E. L. — Nous adaptons les blindés face aux capacités d’agression nouvelles, par exemple les drones aériens. Pour se protéger, il faut être plus furtif, plus mobile et éventuellement s’équiper d’un système qui va contrer ou détruire ces drones. Pour améliorer le confort opérationnel des utilisateurs, nous électrifions nos matériels en remplaçant les moteurs thermiques diesels par des chaînes cinématiques hybrides. Nos véhicules ont une durée de vie de plusieurs décennies, certaines plateformes sont en service depuis quarante ans, et il est indispensable de rester aux côtés de nos clients sur cette durée. Les véhicules qui reviennent d’opération, par exemple de Barkhane en ce moment, repassent dans nos ateliers pour être régénérés, modernisés et équipés des dernières innovations. Nous ne faisons donc pas du jetable, nous entretenons plutôt une forme d’économie circulaire sur toute la durée de vie du véhicule. Nos nombreux axes d’innovation — électrification, gestion des batteries, robotisation, véhicules autonomes, digitalisation, systèmes de capteurs, gestion des données — nécessitent un effort de recherche et développement important. Le fait d’être une filiale du groupe AB Volvo permet de développer des synergies : nous regardons ce qui est fait pour le civil et reprenons ce qui nous intéresse en le durcissant, en l’adaptant à l’usage militaire.

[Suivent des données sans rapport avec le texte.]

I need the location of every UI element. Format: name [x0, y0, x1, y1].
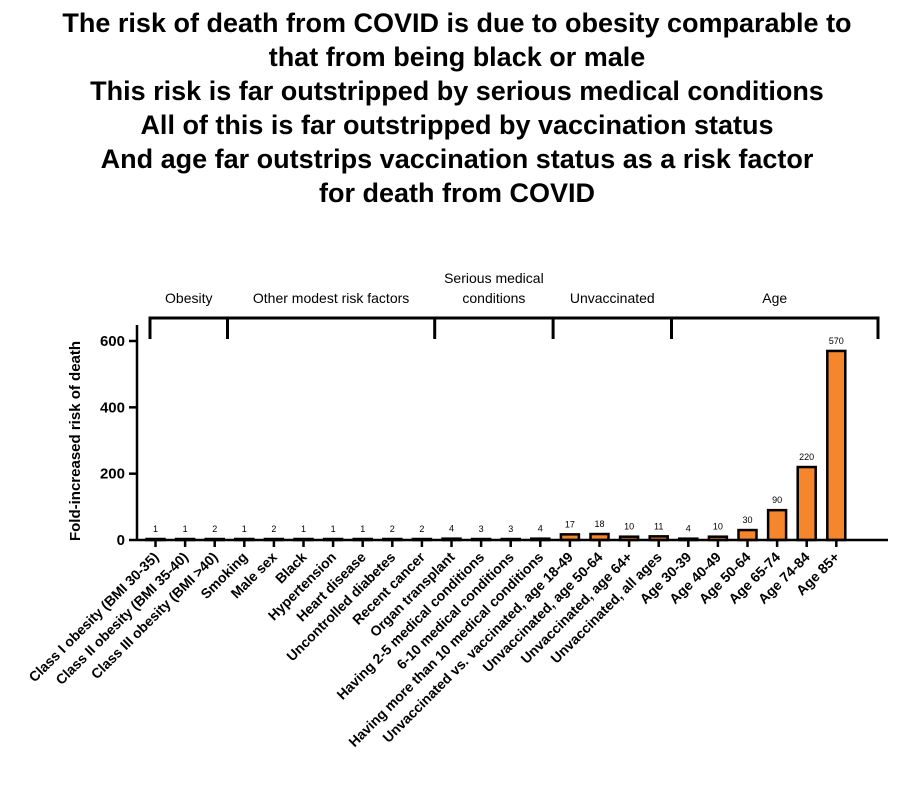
bar-value-label: 17: [565, 519, 575, 529]
bar-value-label: 1: [360, 524, 365, 534]
bar-value-label: 10: [713, 522, 723, 532]
bar-value-label: 30: [742, 515, 752, 525]
y-tick-label: 0: [117, 532, 125, 549]
title-line-1: The risk of death from COVID is due to o…: [62, 8, 852, 38]
title-line-5: And age far outstrips vaccination status…: [100, 144, 814, 174]
x-tick-label: Class II obesity (BMI 35-40): [52, 549, 191, 688]
title-line-3: This risk is far outstripped by serious …: [90, 76, 824, 106]
bar-value-label: 2: [212, 524, 217, 534]
bar-value-label: 4: [538, 524, 543, 534]
bar-value-label: 11: [654, 521, 663, 531]
title-line-4: All of this is far outstripped by vaccin…: [140, 110, 774, 140]
bar-value-label: 3: [508, 524, 513, 534]
bar-value-label: 1: [153, 524, 158, 534]
y-tick-label: 200: [100, 466, 125, 483]
bar: [766, 508, 788, 542]
bar-value-label: 90: [772, 495, 782, 505]
bar-value-label: 4: [686, 524, 691, 534]
group-label: Age: [762, 290, 787, 306]
bar-value-label: 2: [419, 524, 424, 534]
group-label: Obesity: [165, 290, 212, 306]
chart-title: The risk of death from COVID is due to o…: [0, 6, 914, 210]
y-tick-label: 400: [100, 399, 125, 416]
group-label: Other modest risk factors: [253, 290, 409, 306]
bar: [737, 528, 758, 542]
title-line-2: that from being black or male: [268, 42, 646, 72]
bar: [796, 465, 817, 542]
group-brackets: Obesity Other modest risk factors Serious …: [148, 270, 880, 339]
bar-value-label: 1: [331, 524, 336, 534]
bar-value-label: 1: [242, 524, 247, 534]
x-tick-label: Class III obesity (BMI >40): [88, 549, 221, 682]
bar-value-label: 3: [479, 524, 484, 534]
group-label: Unvaccinated: [570, 290, 655, 306]
bar-value-label: 2: [271, 524, 276, 534]
bar-value-label: 4: [449, 524, 454, 534]
bar: [826, 349, 847, 542]
bar-value-label: 570: [829, 336, 844, 346]
bar-value-label: 1: [301, 524, 306, 534]
y-tick-label: 600: [100, 333, 125, 350]
bar-value-label: 220: [799, 452, 814, 462]
bar-value-label: 1: [183, 524, 188, 534]
title-line-6: for death from COVID: [318, 178, 595, 208]
y-axis-label: Fold-increased risk of death: [67, 341, 84, 541]
bar-value-label: 10: [624, 522, 634, 532]
group-label: Serious medical conditions: [444, 270, 544, 306]
bar-value-label: 18: [594, 519, 604, 529]
bar-value-label: 2: [390, 524, 395, 534]
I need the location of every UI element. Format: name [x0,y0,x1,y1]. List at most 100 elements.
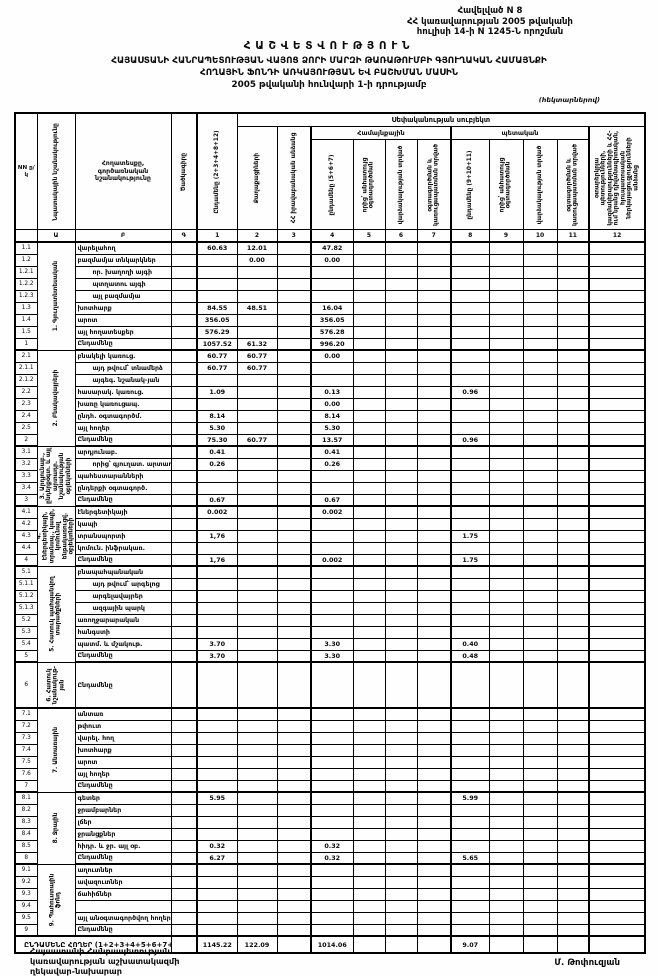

P. I. — L’accès aux financements est-il rendu plus difficile alors que les investisseurs intègrent de plus en plus de critères environnementaux, sociaux et de gouvernance (ESG) ?
E. L. — Sous la pression croissante des critères ESG, de la taxonomie européenne, certaines banques et des acteurs importants du secteur financier sont de plus en plus réticents à travailler avec la défense. Cela peut même aller jusqu’à cesser toute collaboration avec nos activités. Les difficultés qui en résultent touchent moins les grands groupes qui ont des accès au marché que les acteurs plus petits qui se voient refuser des financements bancaires, des cautions, et même parfois une simple garantie pour un marché à l’export. Derrière cette dialectique entre l’industrie et les banques se pose la question de savoir si la défense est, par essence, une industrie non durable. Il me semble évident que, pour qu’une société soit durable, il faut qu’elle soit aussi en sécurité, donc qu’elle puisse se défendre.
P. I. — Votre objectif est d’atteindre le milliard de chiffres d’affaires en 2030, réalisé moitié en France moitié à l’export. Pourrez- vous y parvenir seul ou devrez-vous nouer des partenariats ?
E. L. — La situation actuelle incite chacun à se replier et à se protéger parce que le niveau de menace s’accroît. Mais pour être compétitifs, nous sommes dans la nécessité absolue de travailler avec des partenaires français, européens, voire extra-européens. Sur certains marchés export, il nous est maintenant demandé quasi systématiquement d’avoir un partenaire local, d’acheter sur le territoire domestique. Toute la difficulté est d’y arriver sans devenir trop dépendant en protégeant notre propriété intellectuelle et en évitant de nous faire pirater. Arquus entend se développer davantage en Europe, un continent qui reste extrêmement fragmenté en termes d’industrie de défense et en particulier de défense terrestre. L’Union européenne doit mieux se coordonner, intégrer davantage ses industries de défense, pour rester à la hauteur de ses concurrents américains et chinois, mais aussi de ses adversaires potentiels. Chacun s’accorde sur ce constat. Il faut maintenant passer de la prise de conscience à l’action résolue, dépasser nos rivalités du moment et instaurer un environnement politique favorable. Ne ratons pas ce virage indispensable.
(1) Eurosatory est un salon international de défense et de sécurité terrestre.